Many times artists have to take a step back from creating new work and put their efforts towards getting their current pieces seen, represented, and sold. Knowing what this balance is and where you need to spend your time can mean all the difference to your career.
Data for Sales
Ahh, sales. It can often be the most frustrating aspect of an art career. Here’s a tip, if you’re just relying on your gallery representation to do all the sales work for you then you’re selling yourself short. Potential clients love to have a direct line of communication with the artist and it is your hustle and hard work that can really propel your sales forward.
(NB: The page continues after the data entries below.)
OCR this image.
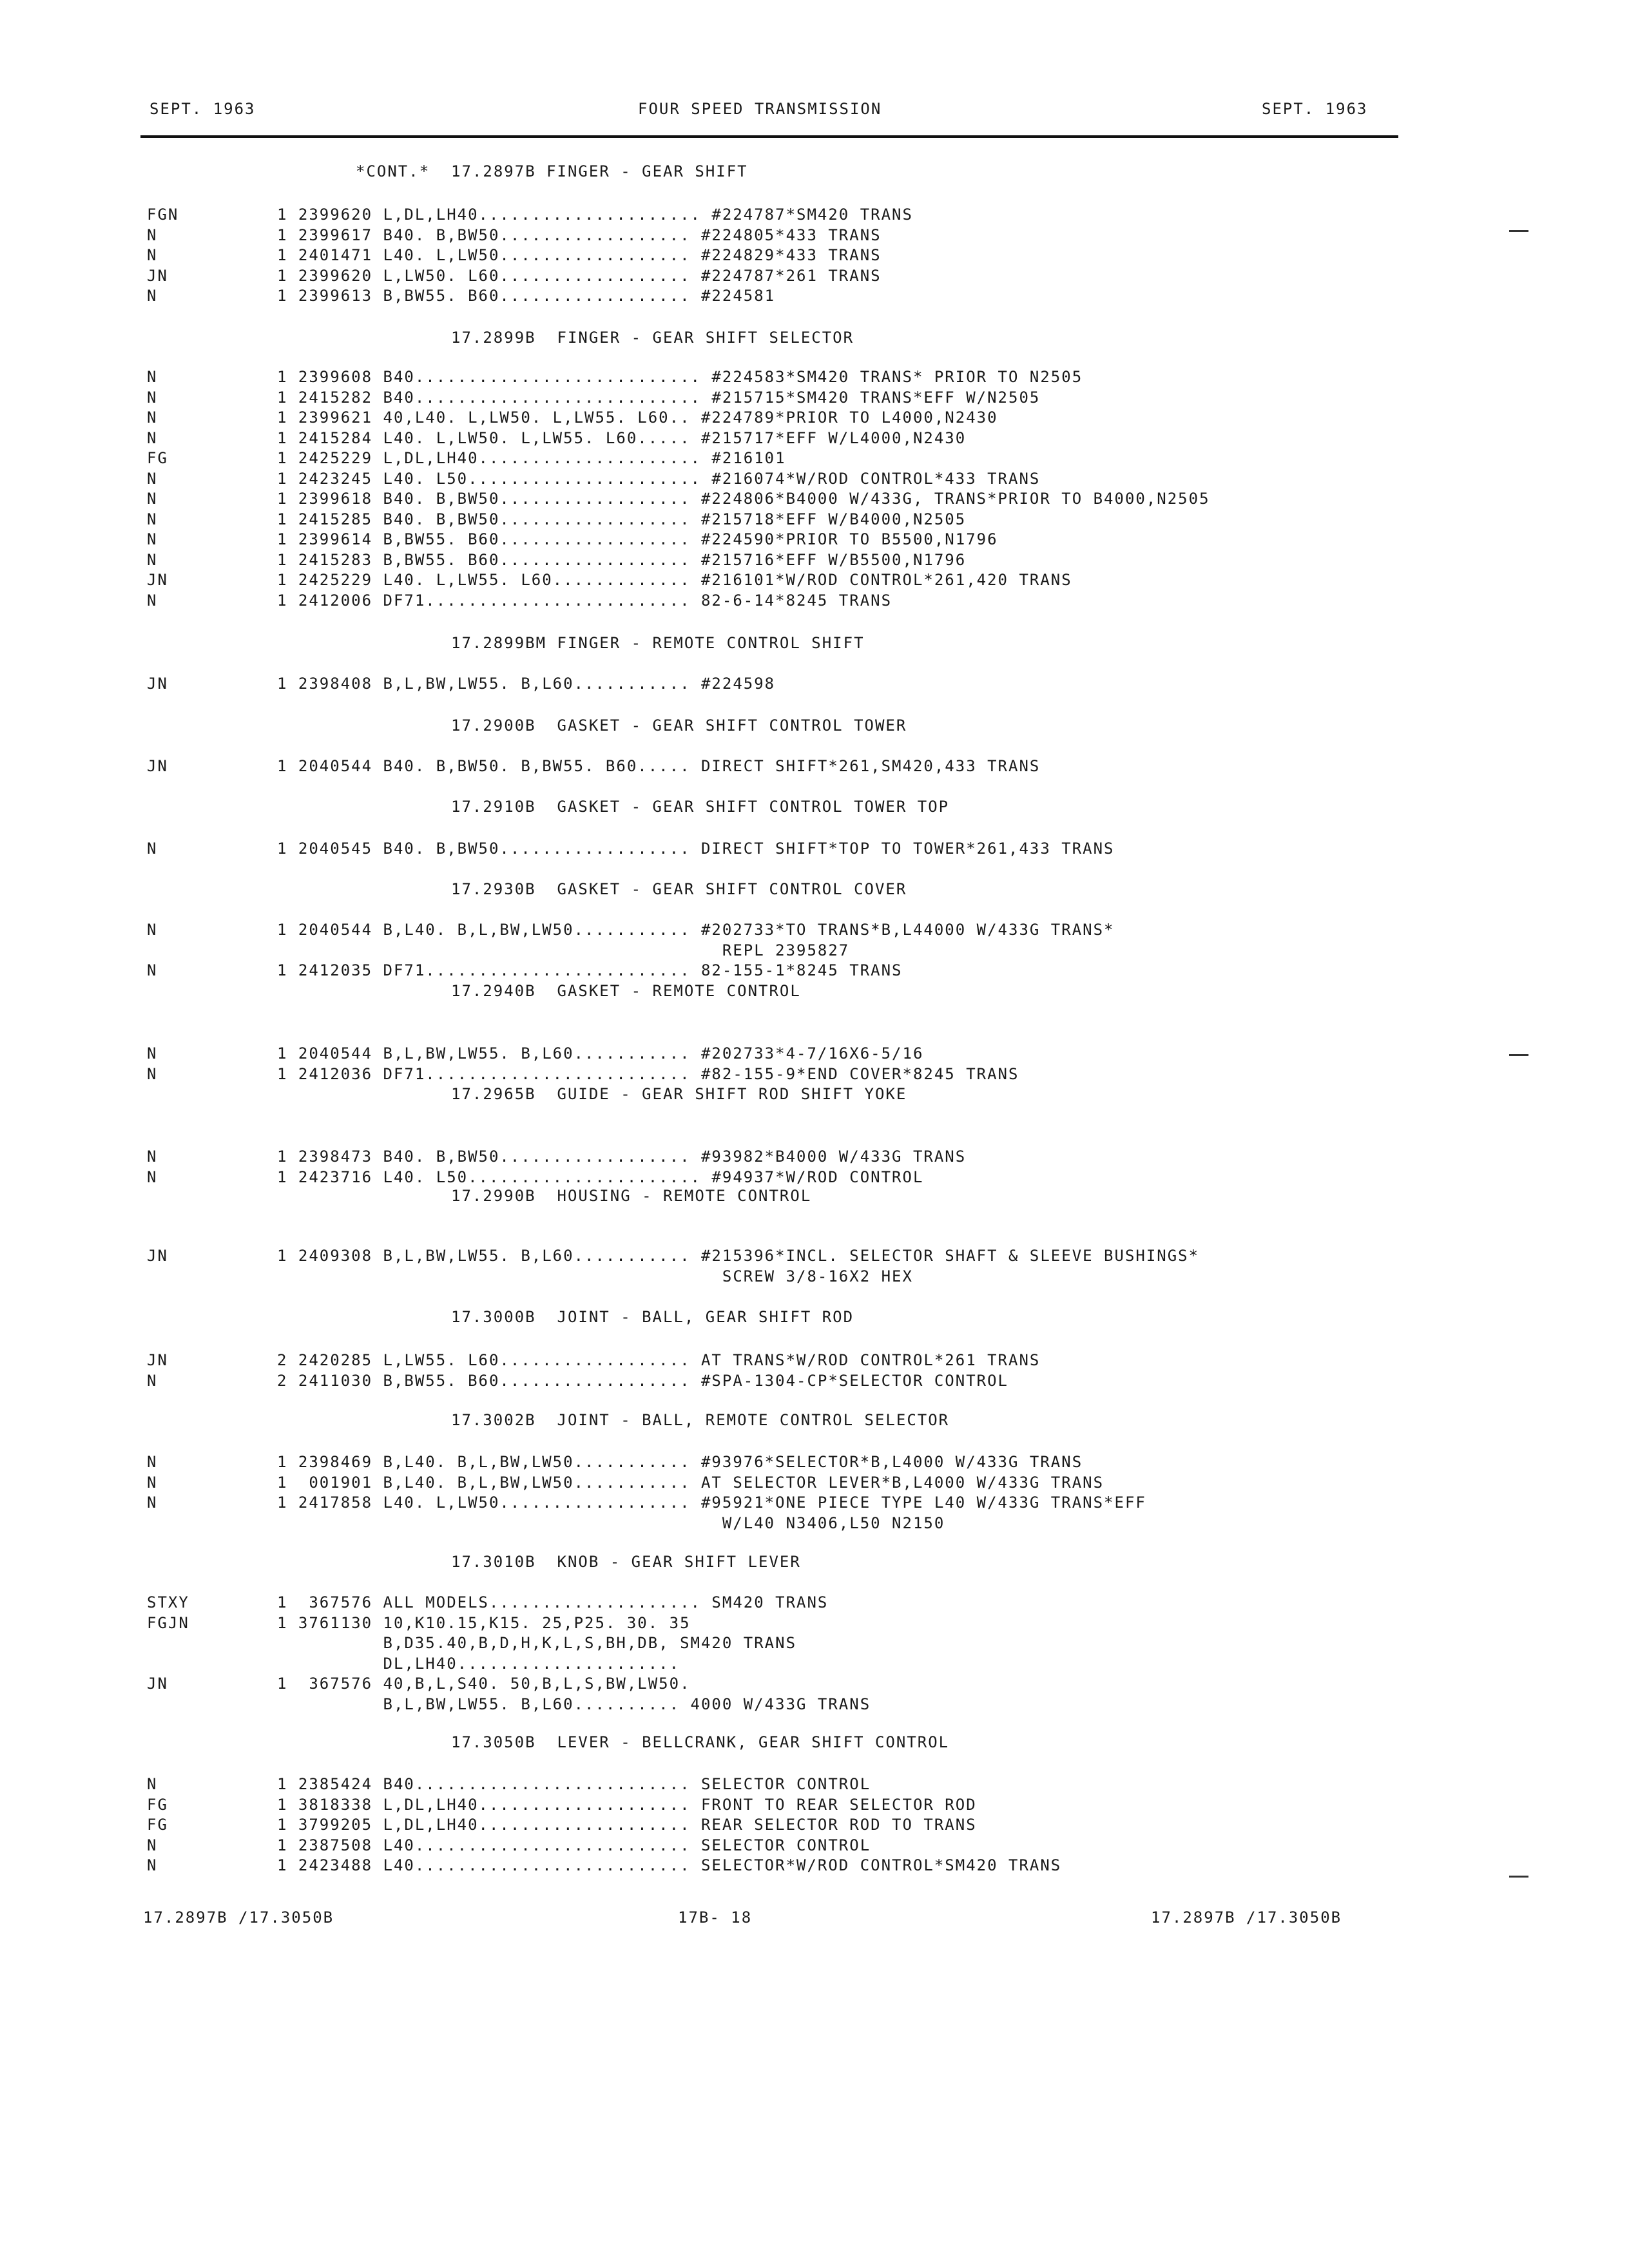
SEPT. 1963	FOUR SPEED TRANSMISSION	SEPT. 1963
*CONT.*  17.2897B FINGER - GEAR SHIFT
FGN	1 2399620 L,DL,LH40..................... #224787*SM420 TRANS
N	1 2399617 B40. B,BW50.................. #224805*433 TRANS
N	1 2401471 L40. L,LW50.................. #224829*433 TRANS
JN	1 2399620 L,LW50. L60.................. #224787*261 TRANS
N	1 2399613 B,BW55. B60.................. #224581
17.2899B  FINGER - GEAR SHIFT SELECTOR
N	1 2399608 B40........................... #224583*SM420 TRANS* PRIOR TO N2505
N	1 2415282 B40........................... #215715*SM420 TRANS*EFF W/N2505
N	1 2399621 40,L40. L,LW50. L,LW55. L60.. #224789*PRIOR TO L4000,N2430
N	1 2415284 L40. L,LW50. L,LW55. L60..... #215717*EFF W/L4000,N2430
FG	1 2425229 L,DL,LH40..................... #216101
N	1 2423245 L40. L50...................... #216074*W/ROD CONTROL*433 TRANS
N	1 2399618 B40. B,BW50.................. #224806*B4000 W/433G, TRANS*PRIOR TO B4000,N2505
N	1 2415285 B40. B,BW50.................. #215718*EFF W/B4000,N2505
N	1 2399614 B,BW55. B60.................. #224590*PRIOR TO B5500,N1796
N	1 2415283 B,BW55. B60.................. #215716*EFF W/B5500,N1796
JN	1 2425229 L40. L,LW55. L60............. #216101*W/ROD CONTROL*261,420 TRANS
N	1 2412006 DF71......................... 82-6-14*8245 TRANS
17.2899BM FINGER - REMOTE CONTROL SHIFT
JN	1 2398408 B,L,BW,LW55. B,L60........... #224598
17.2900B  GASKET - GEAR SHIFT CONTROL TOWER
JN	1 2040544 B40. B,BW50. B,BW55. B60..... DIRECT SHIFT*261,SM420,433 TRANS
17.2910B  GASKET - GEAR SHIFT CONTROL TOWER TOP
N	1 2040545 B40. B,BW50.................. DIRECT SHIFT*TOP TO TOWER*261,433 TRANS
17.2930B  GASKET - GEAR SHIFT CONTROL COVER
N	1 2040544 B,L40. B,L,BW,LW50........... #202733*TO TRANS*B,L44000 W/433G TRANS*
REPL 2395827
N	1 2412035 DF71......................... 82-155-1*8245 TRANS
17.2940B  GASKET - REMOTE CONTROL
N	1 2040544 B,L,BW,LW55. B,L60........... #202733*4-7/16X6-5/16
N	1 2412036 DF71......................... #82-155-9*END COVER*8245 TRANS
17.2965B  GUIDE - GEAR SHIFT ROD SHIFT YOKE
N	1 2398473 B40. B,BW50.................. #93982*B4000 W/433G TRANS
N	1 2423716 L40. L50...................... #94937*W/ROD CONTROL
17.2990B  HOUSING - REMOTE CONTROL
JN	1 2409308 B,L,BW,LW55. B,L60........... #215396*INCL. SELECTOR SHAFT & SLEEVE BUSHINGS*
SCREW 3/8-16X2 HEX
17.3000B  JOINT - BALL, GEAR SHIFT ROD
JN	2 2420285 L,LW55. L60.................. AT TRANS*W/ROD CONTROL*261 TRANS
N	2 2411030 B,BW55. B60.................. #SPA-1304-CP*SELECTOR CONTROL
17.3002B  JOINT - BALL, REMOTE CONTROL SELECTOR
N	1 2398469 B,L40. B,L,BW,LW50........... #93976*SELECTOR*B,L4000 W/433G TRANS
N	1  001901 B,L40. B,L,BW,LW50........... AT SELECTOR LEVER*B,L4000 W/433G TRANS
N	1 2417858 L40. L,LW50.................. #95921*ONE PIECE TYPE L40 W/433G TRANS*EFF
W/L40 N3406,L50 N2150
17.3010B  KNOB - GEAR SHIFT LEVER
STXY	1  367576 ALL MODELS.................... SM420 TRANS
FGJN	1 3761130 10,K10.15,K15. 25,P25. 30. 35
B,D35.40,B,D,H,K,L,S,BH,DB, SM420 TRANS
DL,LH40.....................
JN	1  367576 40,B,L,S40. 50,B,L,S,BW,LW50.
B,L,BW,LW55. B,L60.......... 4000 W/433G TRANS
17.3050B  LEVER - BELLCRANK, GEAR SHIFT CONTROL
N	1 2385424 B40.......................... SELECTOR CONTROL
FG	1 3818338 L,DL,LH40.................... FRONT TO REAR SELECTOR ROD
FG	1 3799205 L,DL,LH40.................... REAR SELECTOR ROD TO TRANS
N	1 2387508 L40.......................... SELECTOR CONTROL
N	1 2423488 L40.......................... SELECTOR*W/ROD CONTROL*SM420 TRANS
17.2897B /17.3050B	17B- 18	17.2897B /17.3050B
The number one tool in your sales arsenal is going to be your contact management platform. Segmenting your existing clients and potential clients, keeping notes about when to follow up and what they like, and having all their contact information at your fingertips is vital for the initial reach out, the follow up, and ultimately the sale. You don’t need to to be some hyper aggressive sales person that must “always be closing”, but equipping yourself with the proper tools and applying just the right amount of hustle can propel your art career to the next level.
Is your artwork stagnating in a certain gallery? Get it home and put it up on your wall. Maybe your next dinner guest will fall in love with it. Try out a local gallery that you wouldn’t normally put your work in. Know any local business owners? Ask them if they will display one or two of your pieces with contact information and a price below it. Tracking your work, knowing what’s moving and what’s not will enable you to make these types decisions.
Effort + Data = Success
As Henry Ford said, “There is joy in work. There is no happiness except in the realization that we have accomplished something.” As many of you know selling your first work or getting your first gallery representation is one of the best moments along this journey as an artist. The more work you put in the more and more of these moments you will have. Tracking your work and utilizing data to make decisions will not only make the effort of your career easier, but it will enable you to make smarter decisions and more informed choices. I hope I’ve proven to you that a data driven approach to your art career can help you propel your work forward and that with a little bit of effort we all can be successful doing what we love.